Stand: 05.10.2015 05:30 Uhr

Nach dem Luftangriff auf ihr Krankenhaus in Kundus zieht sich die Hilfsorganisation Ärzte ohne Grenzen aus der umkämpften Stadt zurück. Ärzte gibt es jetzt nicht mehr in Kundus. Zurück bleiben verzweifelte Menschen zwischen unsichtbaren Fronten.

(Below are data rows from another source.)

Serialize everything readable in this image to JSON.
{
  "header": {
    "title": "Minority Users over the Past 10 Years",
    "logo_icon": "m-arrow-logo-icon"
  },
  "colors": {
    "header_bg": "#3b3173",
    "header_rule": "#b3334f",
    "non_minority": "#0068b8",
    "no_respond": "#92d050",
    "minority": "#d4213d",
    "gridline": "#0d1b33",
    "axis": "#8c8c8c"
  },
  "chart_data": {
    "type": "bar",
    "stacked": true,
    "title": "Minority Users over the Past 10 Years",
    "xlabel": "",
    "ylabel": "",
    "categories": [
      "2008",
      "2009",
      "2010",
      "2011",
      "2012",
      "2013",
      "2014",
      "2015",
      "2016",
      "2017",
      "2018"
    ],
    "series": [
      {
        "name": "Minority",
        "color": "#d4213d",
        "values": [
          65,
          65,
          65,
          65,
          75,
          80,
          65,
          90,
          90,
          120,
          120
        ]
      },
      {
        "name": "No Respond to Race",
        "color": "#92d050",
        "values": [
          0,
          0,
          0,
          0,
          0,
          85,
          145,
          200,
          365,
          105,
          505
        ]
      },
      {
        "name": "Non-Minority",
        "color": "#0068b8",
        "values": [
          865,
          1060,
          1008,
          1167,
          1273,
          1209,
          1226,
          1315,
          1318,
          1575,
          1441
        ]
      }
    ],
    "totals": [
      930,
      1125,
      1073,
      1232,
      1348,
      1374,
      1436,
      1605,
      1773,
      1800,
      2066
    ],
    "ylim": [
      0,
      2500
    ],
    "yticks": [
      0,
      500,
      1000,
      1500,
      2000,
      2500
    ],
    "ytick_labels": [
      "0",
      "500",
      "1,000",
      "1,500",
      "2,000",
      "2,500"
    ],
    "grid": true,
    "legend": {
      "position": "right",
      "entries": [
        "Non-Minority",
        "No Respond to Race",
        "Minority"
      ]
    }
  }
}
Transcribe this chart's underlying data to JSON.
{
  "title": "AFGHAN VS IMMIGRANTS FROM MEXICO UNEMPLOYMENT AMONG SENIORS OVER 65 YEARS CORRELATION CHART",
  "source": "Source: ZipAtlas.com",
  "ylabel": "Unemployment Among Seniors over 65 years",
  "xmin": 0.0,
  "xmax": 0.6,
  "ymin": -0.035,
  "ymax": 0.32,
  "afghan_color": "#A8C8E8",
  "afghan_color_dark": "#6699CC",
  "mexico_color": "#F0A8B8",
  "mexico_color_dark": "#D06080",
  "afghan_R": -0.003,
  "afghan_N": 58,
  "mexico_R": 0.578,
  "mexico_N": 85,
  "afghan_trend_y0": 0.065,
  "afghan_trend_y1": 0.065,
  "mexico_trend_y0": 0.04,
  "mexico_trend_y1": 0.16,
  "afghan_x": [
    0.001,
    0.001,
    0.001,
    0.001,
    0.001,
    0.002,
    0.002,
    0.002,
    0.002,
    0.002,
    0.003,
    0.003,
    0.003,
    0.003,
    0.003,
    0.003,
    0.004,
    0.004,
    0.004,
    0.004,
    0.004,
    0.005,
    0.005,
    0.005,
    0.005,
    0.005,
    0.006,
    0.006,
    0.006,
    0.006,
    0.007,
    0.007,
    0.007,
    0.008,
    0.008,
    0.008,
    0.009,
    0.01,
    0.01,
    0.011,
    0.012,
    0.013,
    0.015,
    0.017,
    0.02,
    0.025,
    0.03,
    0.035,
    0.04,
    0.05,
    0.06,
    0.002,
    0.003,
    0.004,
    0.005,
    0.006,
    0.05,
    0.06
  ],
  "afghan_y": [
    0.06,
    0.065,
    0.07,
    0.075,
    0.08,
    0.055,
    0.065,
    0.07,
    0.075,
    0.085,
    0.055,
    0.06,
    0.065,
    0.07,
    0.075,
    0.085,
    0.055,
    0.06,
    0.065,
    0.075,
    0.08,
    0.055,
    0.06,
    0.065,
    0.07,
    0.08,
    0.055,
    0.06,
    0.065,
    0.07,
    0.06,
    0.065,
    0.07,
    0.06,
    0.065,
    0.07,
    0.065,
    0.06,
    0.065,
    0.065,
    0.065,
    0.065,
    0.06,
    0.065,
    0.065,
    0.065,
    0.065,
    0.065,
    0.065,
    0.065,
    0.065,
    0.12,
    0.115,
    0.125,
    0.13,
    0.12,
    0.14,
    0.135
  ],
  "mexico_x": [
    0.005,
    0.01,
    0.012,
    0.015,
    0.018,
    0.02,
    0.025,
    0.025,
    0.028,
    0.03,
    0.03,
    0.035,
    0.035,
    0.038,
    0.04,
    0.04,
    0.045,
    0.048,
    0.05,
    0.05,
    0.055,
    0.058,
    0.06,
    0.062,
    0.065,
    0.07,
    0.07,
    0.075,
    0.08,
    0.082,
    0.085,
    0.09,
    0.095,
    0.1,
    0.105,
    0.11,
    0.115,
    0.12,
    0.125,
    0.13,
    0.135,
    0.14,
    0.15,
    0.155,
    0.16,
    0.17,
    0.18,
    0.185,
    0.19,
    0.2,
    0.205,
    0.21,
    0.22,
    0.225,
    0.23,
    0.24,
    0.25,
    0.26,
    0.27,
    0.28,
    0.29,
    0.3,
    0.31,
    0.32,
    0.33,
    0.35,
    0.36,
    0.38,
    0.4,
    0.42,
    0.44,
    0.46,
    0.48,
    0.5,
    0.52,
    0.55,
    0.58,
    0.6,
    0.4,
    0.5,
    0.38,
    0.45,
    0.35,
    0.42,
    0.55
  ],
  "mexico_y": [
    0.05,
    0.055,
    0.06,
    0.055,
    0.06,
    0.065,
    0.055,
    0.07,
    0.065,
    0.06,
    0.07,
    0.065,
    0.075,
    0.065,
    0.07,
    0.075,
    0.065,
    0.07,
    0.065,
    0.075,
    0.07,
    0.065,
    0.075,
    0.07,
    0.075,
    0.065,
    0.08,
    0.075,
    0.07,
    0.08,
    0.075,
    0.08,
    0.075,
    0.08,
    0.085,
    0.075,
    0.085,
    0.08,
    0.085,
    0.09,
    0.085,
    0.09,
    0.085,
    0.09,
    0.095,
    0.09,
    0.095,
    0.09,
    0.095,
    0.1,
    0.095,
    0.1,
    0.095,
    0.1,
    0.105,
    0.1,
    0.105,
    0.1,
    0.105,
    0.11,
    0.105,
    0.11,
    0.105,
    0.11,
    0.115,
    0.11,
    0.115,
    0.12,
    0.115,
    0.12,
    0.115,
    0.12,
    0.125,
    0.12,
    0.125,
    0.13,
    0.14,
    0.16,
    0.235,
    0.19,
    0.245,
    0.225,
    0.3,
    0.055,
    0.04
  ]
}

Von Sandra Petersmann, ARD-Hörfunkstudio Neu-Delhi

Die Polizisten wollen ein Gefühl von Sicherheit vermitteln. Sie verteilen Brot und Reis an die verängstigte Bevölkerung von Kundus. Doch die Angst sitzt tief, auch bei Mustafa. Der Junge ist vielleicht zehn Jahre alt. "In den vergangenen Tagen wurde hier heftig gekämpft, wir hatten alle Hunger", sagt Mustafa und beißt in ein Fladenbrot.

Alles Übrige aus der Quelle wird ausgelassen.